I . . . Found Myself a Christian

The name of one Cyril Edwin Mitchinson Joad (August 12, 1891 – April 9, 1953) lies in obscurity today.  The reasons are not hard to find.  Back in the day--the "day" of the twilight years between World Wars I and II--Joad was active in prosecuting socialist, pacifist, and eugenics causes.  He was a member of the intellectual elite in Britain that took the perfectibility of man seriously.  At the height of his public popularity he was as famous as George Bernard Shaw and Bertrand Russell.

But, he had one great lacunae--towards the end of his life he became a Christian. To an Unbelieving  generation this was unforgivable.  That one of their heroes, an uberman, should defalcate to the other side was an inexcusable betrayal.  Hence Joad now lies in obscurity.  Who ever now would mention him alongside Shaw or Russell?

Christians, however, should never forget such things.
  It is part of our duty to retain the heritage, the testimony, of the great cloud of witnesses who summon us to strive and call us to stand firm.  Joad is one of these.
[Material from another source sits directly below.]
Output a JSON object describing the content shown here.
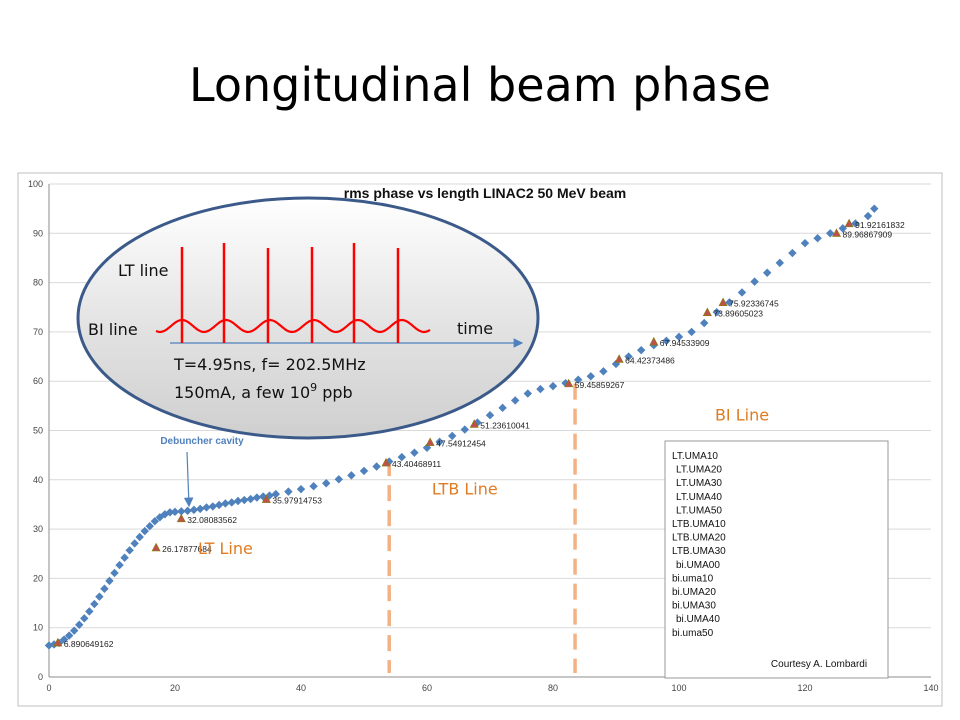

He was dying of cancer when he wrote his last book, entitled The Recovery of Belief (London: Faber and Faber Limited, 1952).  In it he explains how the problem of evil both in his own life and in human culture was a powerful force in driving him to belief in the Lord Jesus Christ.
It is because the efforts of the generation of my youth, the generation of optimists that flourished before 1914, sprang from a misconception of the nature of man's lot, that they have been so largely unsuccessful.  To put it more specifically, to reject the doctrine of original sin, as so many of those whose outlook was formed in the atmosphere of Left-wing politics and rationalist philosophy rejected it, was to fall victim to a shallow optimism in regard to human nature which led men to think that the millennium was just around the corner waiting to be introduced by a society of adequately psycho-analysed, prosperous Socialists.
It was because we rejected the doctrine of original sin that we on the Left were always being disappointed; disappointed by the refusal of people to be reasonable, by the subservience of the intellect  to emotion, by the failure of true Socialism to arrive, by the behaviour of nations and politicians, by the masses' preference for Hollywood to Shakespeare and for Mr. Sinatra to Beethoven; above all, by the recurrent fact of war. . . .
Presently the facts of sin and evil came to present themselves with such overwhelming strength that unless one were able to seek assistance, if not for the overcoming of them, at least for the not sucuumbing to them, one would give way to despair.  The more I knew of it, the more Christianity seemed to offer just that strengthening and assistance.  And with that the rationalist-optimist philosophy, by the light of which I had hitherto done my best to live, came to seem intolerably trivial and superficial--a shallow rooted plant wh ich, growing to maturity amid the lush and leisured optimism of the nineteenth century, was quite unfitted to withstand the bleaker winds that blow through ours.  I abandoned it, and in abandoning it found myself a Christian.  (Ibid., p. 81f.)

1 comment:

Jeremy Harris said...

It is surprising the Jews also reject the doctrine of original sin.